Anybody know if the beyond raw vitapacks are worth buying?


----------



## ToolSteel (Feb 24, 2016)

Nope. 


10char


----------



## whyt.dread (Feb 24, 2016)

"I don't know dread, it's gnc, the fish oil is probably really vegetable oil"
   "Thanks dread, i was thinkin the same thing"

Over a hundred views already and not one reply? Not even 1 sarcastic or insulting........i'll keep talkin to myself


----------



## whyt.dread (Feb 24, 2016)

hey tool, thanks for replying tho


----------



## Maijah (Feb 24, 2016)

Just eat good food


----------



## whyt.dread (Feb 24, 2016)

Damn homie, your forearm is bigger than my bicep.. ...****er


----------



## PillarofBalance (Feb 24, 2016)

whyt.dread said:


> "I don't know dread, it's gnc, the fish oil is probably really vegetable oil"
> "Thanks dread, i was thinkin the same thing"
> 
> Over a hundred views already and not one reply?
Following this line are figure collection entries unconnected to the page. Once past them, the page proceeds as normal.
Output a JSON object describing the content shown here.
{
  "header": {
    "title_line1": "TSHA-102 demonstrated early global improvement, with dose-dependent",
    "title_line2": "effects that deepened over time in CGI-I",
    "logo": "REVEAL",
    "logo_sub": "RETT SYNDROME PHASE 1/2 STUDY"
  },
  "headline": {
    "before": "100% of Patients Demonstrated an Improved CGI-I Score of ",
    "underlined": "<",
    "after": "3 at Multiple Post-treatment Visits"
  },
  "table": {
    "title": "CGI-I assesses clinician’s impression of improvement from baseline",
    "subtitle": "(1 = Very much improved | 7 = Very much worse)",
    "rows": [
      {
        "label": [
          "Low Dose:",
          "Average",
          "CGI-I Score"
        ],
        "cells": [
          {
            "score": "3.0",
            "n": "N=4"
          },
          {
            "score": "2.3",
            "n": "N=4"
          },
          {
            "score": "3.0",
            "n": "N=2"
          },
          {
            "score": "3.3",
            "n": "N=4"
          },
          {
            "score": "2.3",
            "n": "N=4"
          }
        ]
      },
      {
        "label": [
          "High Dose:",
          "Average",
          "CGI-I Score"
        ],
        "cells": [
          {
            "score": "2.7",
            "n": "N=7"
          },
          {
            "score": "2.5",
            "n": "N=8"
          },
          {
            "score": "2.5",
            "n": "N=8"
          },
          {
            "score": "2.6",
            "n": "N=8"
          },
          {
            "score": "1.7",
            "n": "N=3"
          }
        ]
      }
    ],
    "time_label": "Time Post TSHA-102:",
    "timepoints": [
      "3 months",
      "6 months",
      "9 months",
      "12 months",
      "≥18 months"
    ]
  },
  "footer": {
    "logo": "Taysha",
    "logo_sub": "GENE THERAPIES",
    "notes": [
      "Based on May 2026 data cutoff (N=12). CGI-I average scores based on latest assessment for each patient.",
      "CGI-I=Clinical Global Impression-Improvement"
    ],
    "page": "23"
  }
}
Not even 1 sarcastic or insulting........i'll keep talkin to myself



Jesus dude have a little patience. Keep in mind those views can be guests who aren't even registered.

And no vitamins are stoopid.  Eat some fruit and veg.


----------



## whyt.dread (Feb 24, 2016)

Just my attempt at humor, I got a sarcastic personality


----------



## snake (Feb 24, 2016)

whyt.dread said:


> Over a hundred views already and not one reply? Not even 1 sarcastic or insulting........i'll keep talkin to myself



Man, you need to swing by most sites that are filtered like water. Damn near everything is looked at before it goes out. You're post may not show up for hours. lol

Now as for my thoughts on Vita/Mins.... Oh forget it. POB can win this one.


----------



## whyt.dread (Feb 24, 2016)

Nah, go ahead I'm interested in your opinion, from what I gather by looking thru here you're a respected member too


----------



## mickems (Feb 24, 2016)

"I don't know dread, it's gnc, the fish oil is probably really vegetable oil".


----------



## whyt.dread (Feb 24, 2016)

Haha.... thanks bro


----------